Eighteen candidates went into the first round of the presidential election on April 11. The result shocked the country, as Pedro Castillo of the Left-wing Free Peru party came first with over 19 per cent of the vote (followed by right-wing candidate Keiko Fujimori with 13 per cent of the vote). Castillo and Fujimori will meet in the second round on June 6. The other major Left force – Together for Peru led by Verónika Mendoza slipped to 7.8 per cent. If the right and centre-right coalesce behind Fujimori, then the second round could be a landslide. However, Castillo is used to being taken for granted. Not one poll showed him in the lead, despite the fact that he both led the 2017 nation-wide teachers’ strike and rooted himself in much neglected rural Peru. After the results came out, Castillo told his followers in the northern highland city of Cajamarca, ‘The blindfold has just been taken off the eyes of the Peruvian people. We’re often told that only political scientists, constitutionalist, erudite politicians, those with grand degrees can govern the country. They’ve had time enough’.

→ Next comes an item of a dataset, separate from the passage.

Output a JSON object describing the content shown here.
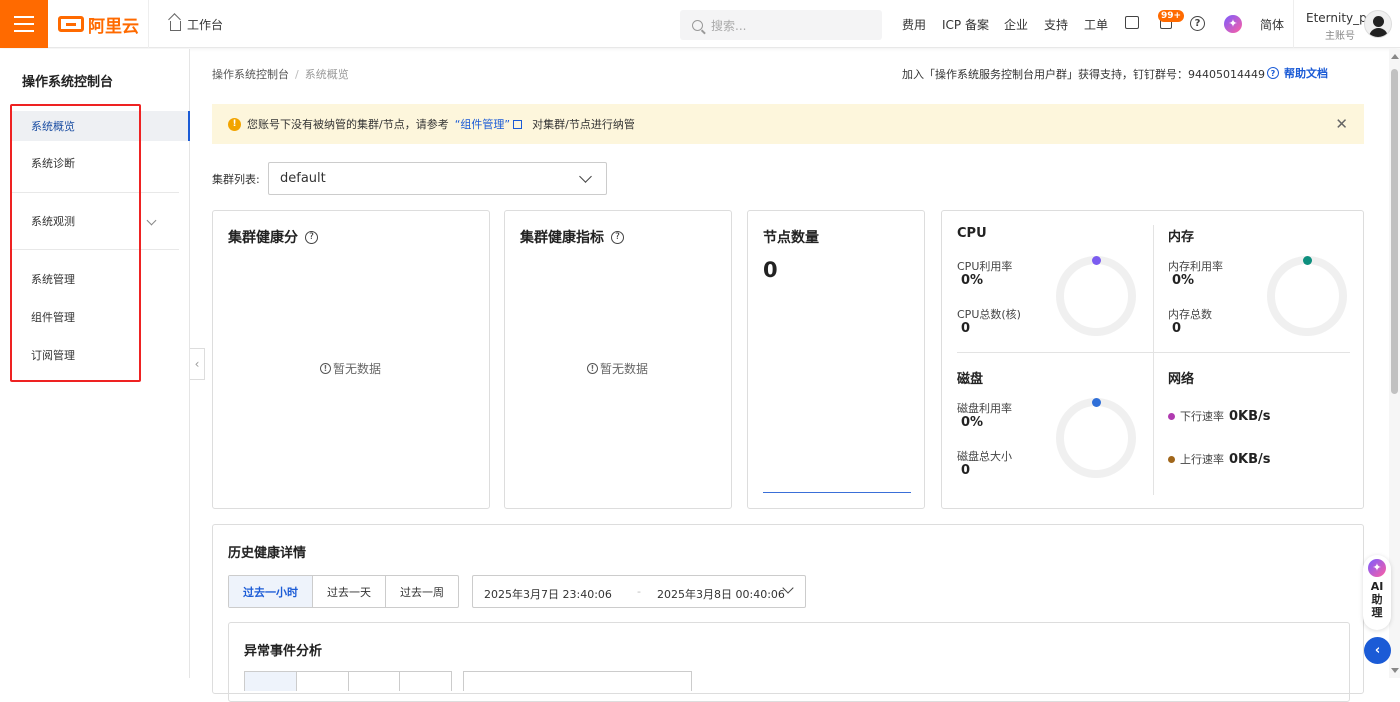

Castillo’s Free Peru party – fundamentally against US imperialism – calls for the nationalisation of the country’s natural resources to pay for major investments in education and health care. Castillo will work toward a new constitution (to revise the largely neoliberal constitution of 1993) and to construct a Plurinational State with social movements at the heart of his government. Importantly, Castillo’s Free Peru is not a novelty party, since it emerged as the largest party in the Congress (with 14.54 per cent of the vote, the largest bloc in a highly fractured assembly). Peru’s complex and divided political world will not make it possible for Free Peru to move an agenda by itself in the Congress, although if Castillo is able to take the presidency by some miraculous feat of unity by the social movements then Peru will see the kind of changes that have only been seen thus far in Bolivia and Venezuela – the only two countries in Latin America that have genuinely Left governments elected in the neoliberal period, both closely linked to the long-term revolutionary project of the Cuban Revolution.

THIS IS NOT A PINK TIDE

It would be premature to call these developments a ‘pink tide’, a reference to the wave of progressive governments that emerged in the 2000s. The Left is certainly finding a way to regroup in Latin America, but it remains weakened by the overwhelming power of money in politics and by the destructive capacity of the corporate media (as well as the tentacles of social media networks); despite the catastrophe of Covid in Brazil, for instance, media and money power ensure that President Jair Bolsonaro remains popular. For every Left resurgence, the right manifests itself alongside a renewed US confidence in its regional cold war against China.

Protest is the common form of politics, although organisations continue to emerge and to strengthen themselves in various forms of united action. Working-class struggles are increasingly assembling into working-class organisations and political parties, but a working-class perspective has not fully exerted itself where ‘populist’ platforms predominate in the broad Left. This is a phenomenon that will return in Chile, where the leading candidate – Daniel Jadue – comes from the Communist Party of Chile but will run in the presidential election of November 21 on behalf of the entire Left and centre Left with an agenda shaped by that width rather than the depth of working-class power. If Castillo prevails in Peru and Jadue wins in Chile, the needle of power – thanks to Argentina, Bolivia, Cuba, Mexico, Nicaragua, and Venezuela – would tilt towards the working-class of Latin America.